The Fuse #2
Written by Antony Johnston
Illustrated by Justin Greenwood
Colored by Shari Chankhamma
Lettered by Ed Brisson
Cover by Justin Greenwood
Release Date: March 19, 2014
Cover Price: $3.50
Multiple murders in a space station’s city; two detectives at odds with each other’s methods; a mystery and an election. These are everyday occurrences in The Fuse #2 by Antony Johnston and illustrated by Justin Greenwood. Read on to find out my thoughts.
When Dietrich arrived at the orbital space station known as Midway City, he was ready to continue his career as a homicide detective, 22,000 miles above Earth; however, he did not expect to be thrust into work before having a chance to even settle into his new apartment.
Now, he and his new partner, Klem – an old, female veteran who isn’t keen on following step by step procedures – are scrambling to find a link between two recent killings. If that weren’t enough, it would seem that some very important people are hiding key information.

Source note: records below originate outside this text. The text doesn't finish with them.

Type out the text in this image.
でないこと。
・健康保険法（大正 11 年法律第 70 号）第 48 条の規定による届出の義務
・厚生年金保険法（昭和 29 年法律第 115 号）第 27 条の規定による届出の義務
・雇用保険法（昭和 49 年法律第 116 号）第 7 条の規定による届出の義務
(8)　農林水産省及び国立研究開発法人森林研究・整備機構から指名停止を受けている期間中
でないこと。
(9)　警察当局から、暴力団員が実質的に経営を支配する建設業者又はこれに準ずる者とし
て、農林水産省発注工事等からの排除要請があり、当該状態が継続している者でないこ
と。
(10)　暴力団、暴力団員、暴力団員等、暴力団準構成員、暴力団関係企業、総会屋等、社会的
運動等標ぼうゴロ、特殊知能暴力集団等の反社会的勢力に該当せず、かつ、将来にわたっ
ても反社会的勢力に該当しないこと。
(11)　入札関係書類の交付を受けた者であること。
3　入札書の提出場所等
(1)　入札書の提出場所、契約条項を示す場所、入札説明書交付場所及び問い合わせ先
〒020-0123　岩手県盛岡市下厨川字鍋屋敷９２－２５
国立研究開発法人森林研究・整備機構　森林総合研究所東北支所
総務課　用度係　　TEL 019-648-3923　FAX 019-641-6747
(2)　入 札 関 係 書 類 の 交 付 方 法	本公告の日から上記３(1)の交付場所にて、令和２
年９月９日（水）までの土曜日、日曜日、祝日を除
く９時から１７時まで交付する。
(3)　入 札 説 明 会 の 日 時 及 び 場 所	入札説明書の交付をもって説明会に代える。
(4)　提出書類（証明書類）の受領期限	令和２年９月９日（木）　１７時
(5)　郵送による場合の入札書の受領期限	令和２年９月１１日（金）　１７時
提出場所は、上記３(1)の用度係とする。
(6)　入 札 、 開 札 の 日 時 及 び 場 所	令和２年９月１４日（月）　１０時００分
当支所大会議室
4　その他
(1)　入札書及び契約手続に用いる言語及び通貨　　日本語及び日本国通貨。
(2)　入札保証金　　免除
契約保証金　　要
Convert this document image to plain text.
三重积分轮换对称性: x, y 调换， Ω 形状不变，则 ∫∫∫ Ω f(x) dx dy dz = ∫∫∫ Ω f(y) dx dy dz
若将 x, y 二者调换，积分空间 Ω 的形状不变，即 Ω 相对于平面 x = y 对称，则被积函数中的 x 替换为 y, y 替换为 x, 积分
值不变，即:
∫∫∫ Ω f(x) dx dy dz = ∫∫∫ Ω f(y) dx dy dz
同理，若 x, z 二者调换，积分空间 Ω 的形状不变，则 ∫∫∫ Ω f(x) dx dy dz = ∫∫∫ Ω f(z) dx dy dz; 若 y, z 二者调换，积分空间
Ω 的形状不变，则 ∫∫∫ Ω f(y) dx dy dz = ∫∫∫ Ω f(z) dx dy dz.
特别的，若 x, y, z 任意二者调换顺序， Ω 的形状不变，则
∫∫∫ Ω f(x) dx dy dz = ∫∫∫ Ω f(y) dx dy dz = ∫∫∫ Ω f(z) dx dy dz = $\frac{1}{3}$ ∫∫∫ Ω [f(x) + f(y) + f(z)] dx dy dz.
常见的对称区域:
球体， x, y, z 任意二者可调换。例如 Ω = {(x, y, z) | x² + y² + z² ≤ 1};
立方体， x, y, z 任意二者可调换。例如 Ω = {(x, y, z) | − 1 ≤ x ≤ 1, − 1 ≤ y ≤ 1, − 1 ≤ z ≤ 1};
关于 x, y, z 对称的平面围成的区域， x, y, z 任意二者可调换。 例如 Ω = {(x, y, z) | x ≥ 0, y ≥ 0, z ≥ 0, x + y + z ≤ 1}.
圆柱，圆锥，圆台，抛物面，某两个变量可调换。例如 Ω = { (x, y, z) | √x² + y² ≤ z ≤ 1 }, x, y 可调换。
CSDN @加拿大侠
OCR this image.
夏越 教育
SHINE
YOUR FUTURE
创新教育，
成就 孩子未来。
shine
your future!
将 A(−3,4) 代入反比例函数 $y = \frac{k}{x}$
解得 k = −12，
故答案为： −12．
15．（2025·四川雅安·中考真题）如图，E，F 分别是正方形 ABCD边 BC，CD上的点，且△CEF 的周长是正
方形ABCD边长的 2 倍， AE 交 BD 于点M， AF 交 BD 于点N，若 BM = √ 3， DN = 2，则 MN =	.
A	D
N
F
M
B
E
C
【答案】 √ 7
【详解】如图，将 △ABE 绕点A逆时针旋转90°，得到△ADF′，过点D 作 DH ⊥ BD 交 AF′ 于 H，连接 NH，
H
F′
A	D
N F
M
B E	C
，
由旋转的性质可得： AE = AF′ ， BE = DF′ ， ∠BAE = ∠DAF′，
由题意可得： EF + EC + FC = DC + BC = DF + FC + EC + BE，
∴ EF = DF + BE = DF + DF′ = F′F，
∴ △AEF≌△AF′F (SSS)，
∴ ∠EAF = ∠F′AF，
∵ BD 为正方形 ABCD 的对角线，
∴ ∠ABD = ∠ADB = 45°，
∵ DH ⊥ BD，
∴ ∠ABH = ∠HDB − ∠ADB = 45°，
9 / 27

Johnston definitely picks up the pace in this issue, giving his two protagonists new leads and offering some nice twists to the story; unfortunately, I am feeling very disappointed with The Fuse in general. The first issue seemed to set up events and introduce characters fairly nicely, but it felt like it was missing something. Issue two gives the same impression. I read through the comic a second time and it clicked: The Fuse doesn’t feel any different from other police procedurals.
It is set on a space station, high above the earth, but it could very well take place in a crime infested Earth city; characters are constantly making comments to Dietrich about how insane he must be for volunteering for the homicide unit in Midway City, but it doesn’t seem any more dangerous than what we as a culture have come to understand from this particular type of story. From the very first description of the series, I was expecting a bit of science fiction mixed together with a crime comic, but all I’m getting are rehashed stories that I’m told take place in space.
I can’t really say that I’m too impressed with Greenwood’s illustrations either. If it weren’t for clothes, skin color, and hairstyle, I wouldn’t be able to tell any of the characters apart.
Fuse #2 is definitely a step forward for the series, though it’s a little too late. I liked the first issue enough to give the second a shot, hoping that things would improve, but the execution just doesn’t fuse with the concept.